PhET Log Analysis (Master's Thesis Research)

August 2013 - February 2016
I analyzed a dataset of student's logged interactions with the PhET Circuit Construction Kit simulation (show in the image on the right). This was done by clustering users' behaviors during use of this simulation, and looking for clusters with differing learning gains so that we can mine the behaviors of those who learned a lot while working with this simulation and those that didn't (and others in between). These behaviors can then be used to provide hints to students throughout their interaction with the system to help encourage behaviors identified as productive in the hopes that they can learn more while working with the simulation. Built a user model to classify the users in real time so we can identify students as they are working. Master's thesis was related to the methods above and exploring different representations of user actions in this simulation. Paper accepted and presentation delivered on the topic to the 2015 AIED conference [PDF of conference paper]. Journal paper on the topic also accepted [PDF of journal paper].

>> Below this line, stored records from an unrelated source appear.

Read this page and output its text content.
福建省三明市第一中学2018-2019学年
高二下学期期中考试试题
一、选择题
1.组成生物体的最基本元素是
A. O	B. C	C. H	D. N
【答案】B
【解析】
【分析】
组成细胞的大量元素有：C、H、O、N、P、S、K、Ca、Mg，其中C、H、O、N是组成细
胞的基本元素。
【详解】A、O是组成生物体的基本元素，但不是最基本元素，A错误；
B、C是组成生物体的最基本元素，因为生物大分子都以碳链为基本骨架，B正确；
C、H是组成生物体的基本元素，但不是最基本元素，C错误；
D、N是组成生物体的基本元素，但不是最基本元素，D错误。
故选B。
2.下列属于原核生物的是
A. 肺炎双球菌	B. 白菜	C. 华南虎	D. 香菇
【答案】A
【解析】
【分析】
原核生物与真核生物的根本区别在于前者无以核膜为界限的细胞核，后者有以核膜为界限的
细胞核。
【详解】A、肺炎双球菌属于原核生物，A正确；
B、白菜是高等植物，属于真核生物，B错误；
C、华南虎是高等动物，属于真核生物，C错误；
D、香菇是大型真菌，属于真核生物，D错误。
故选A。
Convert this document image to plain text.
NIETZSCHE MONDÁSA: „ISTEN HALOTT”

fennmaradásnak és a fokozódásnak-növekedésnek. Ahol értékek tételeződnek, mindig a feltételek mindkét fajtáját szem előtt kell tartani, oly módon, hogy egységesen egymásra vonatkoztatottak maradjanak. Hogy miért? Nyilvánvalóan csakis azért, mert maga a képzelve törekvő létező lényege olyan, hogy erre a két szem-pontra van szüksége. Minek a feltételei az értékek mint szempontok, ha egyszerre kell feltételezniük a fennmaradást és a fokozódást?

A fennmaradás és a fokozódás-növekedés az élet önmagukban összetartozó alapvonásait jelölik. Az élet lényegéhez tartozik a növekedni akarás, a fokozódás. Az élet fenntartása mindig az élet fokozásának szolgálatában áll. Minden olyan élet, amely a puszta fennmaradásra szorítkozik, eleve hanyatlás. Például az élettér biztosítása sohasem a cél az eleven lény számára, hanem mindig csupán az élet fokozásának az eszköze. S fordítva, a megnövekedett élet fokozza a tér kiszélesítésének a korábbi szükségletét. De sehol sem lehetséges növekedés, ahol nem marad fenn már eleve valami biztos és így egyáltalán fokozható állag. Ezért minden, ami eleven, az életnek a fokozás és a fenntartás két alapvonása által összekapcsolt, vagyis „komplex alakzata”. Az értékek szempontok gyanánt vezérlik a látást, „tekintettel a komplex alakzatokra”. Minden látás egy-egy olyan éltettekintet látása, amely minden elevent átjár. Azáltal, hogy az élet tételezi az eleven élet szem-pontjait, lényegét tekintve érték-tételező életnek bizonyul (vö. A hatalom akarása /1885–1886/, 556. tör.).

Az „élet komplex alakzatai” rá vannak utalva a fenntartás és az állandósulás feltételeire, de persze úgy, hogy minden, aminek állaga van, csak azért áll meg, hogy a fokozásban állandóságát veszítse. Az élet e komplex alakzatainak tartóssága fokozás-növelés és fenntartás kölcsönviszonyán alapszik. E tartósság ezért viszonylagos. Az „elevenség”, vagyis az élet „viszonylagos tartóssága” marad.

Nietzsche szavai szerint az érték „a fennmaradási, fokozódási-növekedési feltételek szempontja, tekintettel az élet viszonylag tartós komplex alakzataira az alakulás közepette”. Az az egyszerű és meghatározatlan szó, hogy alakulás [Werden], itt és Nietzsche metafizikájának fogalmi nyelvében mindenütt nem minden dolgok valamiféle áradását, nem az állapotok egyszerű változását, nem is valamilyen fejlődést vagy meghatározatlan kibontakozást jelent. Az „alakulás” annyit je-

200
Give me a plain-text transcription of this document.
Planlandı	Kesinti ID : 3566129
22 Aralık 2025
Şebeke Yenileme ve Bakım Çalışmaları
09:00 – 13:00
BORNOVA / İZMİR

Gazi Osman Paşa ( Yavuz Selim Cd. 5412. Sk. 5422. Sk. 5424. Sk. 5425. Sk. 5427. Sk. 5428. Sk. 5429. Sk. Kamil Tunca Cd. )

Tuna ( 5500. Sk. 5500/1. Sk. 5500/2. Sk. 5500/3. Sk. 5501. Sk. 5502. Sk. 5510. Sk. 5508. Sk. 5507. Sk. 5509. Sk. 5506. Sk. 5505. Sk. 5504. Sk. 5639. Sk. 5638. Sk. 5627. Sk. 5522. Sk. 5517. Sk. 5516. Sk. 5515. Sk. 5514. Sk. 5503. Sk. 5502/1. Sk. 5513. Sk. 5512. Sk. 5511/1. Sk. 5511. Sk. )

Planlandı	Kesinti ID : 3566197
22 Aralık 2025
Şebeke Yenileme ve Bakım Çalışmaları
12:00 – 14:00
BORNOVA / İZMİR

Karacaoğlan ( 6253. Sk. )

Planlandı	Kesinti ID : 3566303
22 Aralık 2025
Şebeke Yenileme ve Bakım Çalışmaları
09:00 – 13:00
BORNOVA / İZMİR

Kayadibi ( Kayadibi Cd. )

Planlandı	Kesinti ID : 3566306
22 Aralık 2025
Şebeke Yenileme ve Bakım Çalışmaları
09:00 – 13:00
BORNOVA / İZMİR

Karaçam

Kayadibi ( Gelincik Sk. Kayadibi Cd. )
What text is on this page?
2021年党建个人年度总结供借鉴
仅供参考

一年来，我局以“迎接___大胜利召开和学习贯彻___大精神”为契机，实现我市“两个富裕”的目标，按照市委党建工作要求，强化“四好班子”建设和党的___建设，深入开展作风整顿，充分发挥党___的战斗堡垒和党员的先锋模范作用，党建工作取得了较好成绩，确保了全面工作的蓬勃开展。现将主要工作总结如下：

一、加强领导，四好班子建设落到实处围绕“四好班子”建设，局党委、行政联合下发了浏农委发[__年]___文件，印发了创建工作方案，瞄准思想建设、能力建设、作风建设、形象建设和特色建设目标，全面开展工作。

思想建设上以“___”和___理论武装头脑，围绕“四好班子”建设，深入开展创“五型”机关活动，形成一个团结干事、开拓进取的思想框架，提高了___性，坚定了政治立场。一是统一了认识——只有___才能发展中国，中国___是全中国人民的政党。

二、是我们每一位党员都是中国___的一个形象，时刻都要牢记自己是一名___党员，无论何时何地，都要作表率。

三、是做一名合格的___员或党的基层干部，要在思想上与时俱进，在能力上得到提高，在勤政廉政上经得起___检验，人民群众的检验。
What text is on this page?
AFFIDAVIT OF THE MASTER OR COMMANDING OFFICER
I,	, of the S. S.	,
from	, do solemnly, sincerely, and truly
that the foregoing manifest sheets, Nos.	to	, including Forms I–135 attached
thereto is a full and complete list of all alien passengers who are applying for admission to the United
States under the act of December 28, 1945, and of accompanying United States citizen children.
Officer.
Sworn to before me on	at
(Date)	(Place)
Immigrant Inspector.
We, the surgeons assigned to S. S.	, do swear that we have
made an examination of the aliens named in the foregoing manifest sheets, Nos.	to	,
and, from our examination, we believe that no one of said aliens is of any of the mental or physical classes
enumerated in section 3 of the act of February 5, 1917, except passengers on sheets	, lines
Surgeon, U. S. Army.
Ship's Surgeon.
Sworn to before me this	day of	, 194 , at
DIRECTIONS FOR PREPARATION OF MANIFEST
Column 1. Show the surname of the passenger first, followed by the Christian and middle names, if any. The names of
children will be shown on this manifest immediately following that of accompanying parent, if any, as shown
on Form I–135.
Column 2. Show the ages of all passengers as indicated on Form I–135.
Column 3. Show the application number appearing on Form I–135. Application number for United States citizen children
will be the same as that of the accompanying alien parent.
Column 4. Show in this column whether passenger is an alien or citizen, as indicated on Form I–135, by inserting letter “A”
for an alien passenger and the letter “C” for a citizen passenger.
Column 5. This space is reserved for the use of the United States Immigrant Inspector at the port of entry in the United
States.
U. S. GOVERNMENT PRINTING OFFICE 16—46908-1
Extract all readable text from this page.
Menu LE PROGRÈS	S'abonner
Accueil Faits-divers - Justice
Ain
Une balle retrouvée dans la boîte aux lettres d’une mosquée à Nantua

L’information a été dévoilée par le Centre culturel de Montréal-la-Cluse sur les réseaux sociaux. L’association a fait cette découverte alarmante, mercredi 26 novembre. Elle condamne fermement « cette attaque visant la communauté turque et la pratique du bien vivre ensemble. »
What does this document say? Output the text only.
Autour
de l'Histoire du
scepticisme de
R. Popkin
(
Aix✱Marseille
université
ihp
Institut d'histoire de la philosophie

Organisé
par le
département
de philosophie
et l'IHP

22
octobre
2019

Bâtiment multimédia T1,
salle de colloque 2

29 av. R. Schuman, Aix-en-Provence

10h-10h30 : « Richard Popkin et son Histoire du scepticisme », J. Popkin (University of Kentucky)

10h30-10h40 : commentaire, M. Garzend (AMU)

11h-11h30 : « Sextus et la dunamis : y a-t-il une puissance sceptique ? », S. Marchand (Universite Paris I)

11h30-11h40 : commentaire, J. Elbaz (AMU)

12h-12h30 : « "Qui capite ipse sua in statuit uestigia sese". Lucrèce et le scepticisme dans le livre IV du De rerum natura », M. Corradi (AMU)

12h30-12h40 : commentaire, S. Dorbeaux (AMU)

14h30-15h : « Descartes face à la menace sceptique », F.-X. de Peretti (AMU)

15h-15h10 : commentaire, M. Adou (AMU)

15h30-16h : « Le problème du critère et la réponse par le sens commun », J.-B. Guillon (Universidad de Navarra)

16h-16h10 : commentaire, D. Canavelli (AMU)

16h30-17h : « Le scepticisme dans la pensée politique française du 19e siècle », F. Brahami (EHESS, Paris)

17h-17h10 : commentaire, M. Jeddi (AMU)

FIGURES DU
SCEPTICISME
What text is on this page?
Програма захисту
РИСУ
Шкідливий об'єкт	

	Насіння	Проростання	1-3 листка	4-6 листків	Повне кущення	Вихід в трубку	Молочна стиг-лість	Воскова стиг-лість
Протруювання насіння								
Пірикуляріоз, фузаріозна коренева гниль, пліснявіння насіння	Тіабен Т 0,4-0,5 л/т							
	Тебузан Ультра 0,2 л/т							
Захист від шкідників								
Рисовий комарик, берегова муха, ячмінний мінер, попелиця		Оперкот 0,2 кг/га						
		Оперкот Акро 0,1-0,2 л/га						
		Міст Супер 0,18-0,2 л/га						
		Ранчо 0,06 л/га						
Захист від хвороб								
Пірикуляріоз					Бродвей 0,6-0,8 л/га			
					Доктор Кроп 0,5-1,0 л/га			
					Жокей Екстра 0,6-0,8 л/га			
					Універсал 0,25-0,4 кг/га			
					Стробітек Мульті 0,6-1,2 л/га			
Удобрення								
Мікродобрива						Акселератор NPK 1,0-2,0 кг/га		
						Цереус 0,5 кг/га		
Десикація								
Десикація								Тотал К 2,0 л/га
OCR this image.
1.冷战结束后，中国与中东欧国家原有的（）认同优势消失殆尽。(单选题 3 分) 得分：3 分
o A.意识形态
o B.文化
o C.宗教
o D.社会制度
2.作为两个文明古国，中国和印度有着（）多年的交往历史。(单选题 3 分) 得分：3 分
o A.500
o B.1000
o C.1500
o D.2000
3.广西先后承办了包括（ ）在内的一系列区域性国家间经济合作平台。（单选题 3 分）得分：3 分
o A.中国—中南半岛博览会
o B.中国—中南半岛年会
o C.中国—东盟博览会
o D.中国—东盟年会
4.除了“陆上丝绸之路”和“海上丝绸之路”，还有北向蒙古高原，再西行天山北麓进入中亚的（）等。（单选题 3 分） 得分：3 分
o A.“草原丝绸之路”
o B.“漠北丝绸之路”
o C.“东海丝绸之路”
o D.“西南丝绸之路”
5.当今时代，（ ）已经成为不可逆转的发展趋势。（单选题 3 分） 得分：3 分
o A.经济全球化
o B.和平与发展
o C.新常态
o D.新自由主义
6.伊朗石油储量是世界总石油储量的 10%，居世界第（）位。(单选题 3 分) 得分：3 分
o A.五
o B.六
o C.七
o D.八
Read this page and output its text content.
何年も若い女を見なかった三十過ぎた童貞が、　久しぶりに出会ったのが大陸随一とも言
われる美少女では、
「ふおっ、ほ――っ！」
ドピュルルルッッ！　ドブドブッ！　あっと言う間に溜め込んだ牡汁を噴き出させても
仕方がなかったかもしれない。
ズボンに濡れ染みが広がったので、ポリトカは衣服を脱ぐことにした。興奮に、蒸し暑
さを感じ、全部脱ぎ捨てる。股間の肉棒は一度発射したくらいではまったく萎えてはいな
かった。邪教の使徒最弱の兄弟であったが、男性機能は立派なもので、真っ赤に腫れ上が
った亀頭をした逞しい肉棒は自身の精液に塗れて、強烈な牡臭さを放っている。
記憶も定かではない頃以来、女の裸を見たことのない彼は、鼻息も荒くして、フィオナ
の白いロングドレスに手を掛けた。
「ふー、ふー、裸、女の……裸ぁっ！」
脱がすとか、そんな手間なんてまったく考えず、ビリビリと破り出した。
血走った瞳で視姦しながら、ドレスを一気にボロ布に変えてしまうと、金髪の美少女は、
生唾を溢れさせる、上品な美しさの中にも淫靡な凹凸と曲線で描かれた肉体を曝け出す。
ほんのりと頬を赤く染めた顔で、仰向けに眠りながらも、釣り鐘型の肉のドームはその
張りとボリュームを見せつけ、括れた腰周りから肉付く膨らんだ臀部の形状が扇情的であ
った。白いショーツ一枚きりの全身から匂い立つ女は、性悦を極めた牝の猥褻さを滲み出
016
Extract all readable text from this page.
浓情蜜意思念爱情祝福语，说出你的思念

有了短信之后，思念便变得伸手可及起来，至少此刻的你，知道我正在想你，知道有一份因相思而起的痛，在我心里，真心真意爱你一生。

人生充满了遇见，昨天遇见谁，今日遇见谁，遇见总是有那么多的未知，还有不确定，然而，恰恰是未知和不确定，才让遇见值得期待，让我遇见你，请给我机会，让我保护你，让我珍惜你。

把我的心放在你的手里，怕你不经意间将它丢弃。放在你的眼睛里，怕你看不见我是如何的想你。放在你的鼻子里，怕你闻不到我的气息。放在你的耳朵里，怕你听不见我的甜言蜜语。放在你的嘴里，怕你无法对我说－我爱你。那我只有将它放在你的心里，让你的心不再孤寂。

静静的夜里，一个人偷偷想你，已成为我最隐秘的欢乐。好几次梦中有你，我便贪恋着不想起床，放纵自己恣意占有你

Spacial Segregation with Mobile Phone Data

September 2012 - December 2013
This project focused on the social interactions of mobile phone users and analysis of homophily (the tendency of people to make friendships with people like themselves) and segregation. I looked at calls across different areas of a developing South Asian country and computed homophily scores for the types of speakers that were present in that area - English and the native language. I also looked at differences in homophily and segregation for “work-time” vs “home-time” calls. The image shows the network of calls in one region, with colors of the nodes representing the ethnicity of the caller and receiver. As a result of these analyses, we developed a novel way to measure social and spatial segregation using generic spatial mobile network data. This research culminated in a published paper at the 2013 ACM DEV-4 (Symposium on Computing and Development) conference [PDF].

Topic Modeling with OIRA Data

June 2012 - August 2013
I worked with topic models to understand how the policies of federal agencies are reviewed. Initially, I built a tool to scrape ~40,000 policies of federal agencies that were sent for review by the Office of Information and Regulatory Affairs (OIRA). OIRA chooses which of these policies to review and, for those reviewed, whether to approve them or request revisions. I developed topic models to facilitate an understanding of how policy requests are dispositioned.

Google Intern - Enriching YouTube's Education Content

May 2013 - August 2013
Developed a tool as a member of the YouTube Education team to expand the education channel and improve content. Created a (mainly) front-end tool that allowed educators to both tag videos and search for ones already tagged. In this way, it made the experience of finding suitable videos for their classroom more efficient. It also allowed them to curate the content so that other educators could also more easily find suitable content.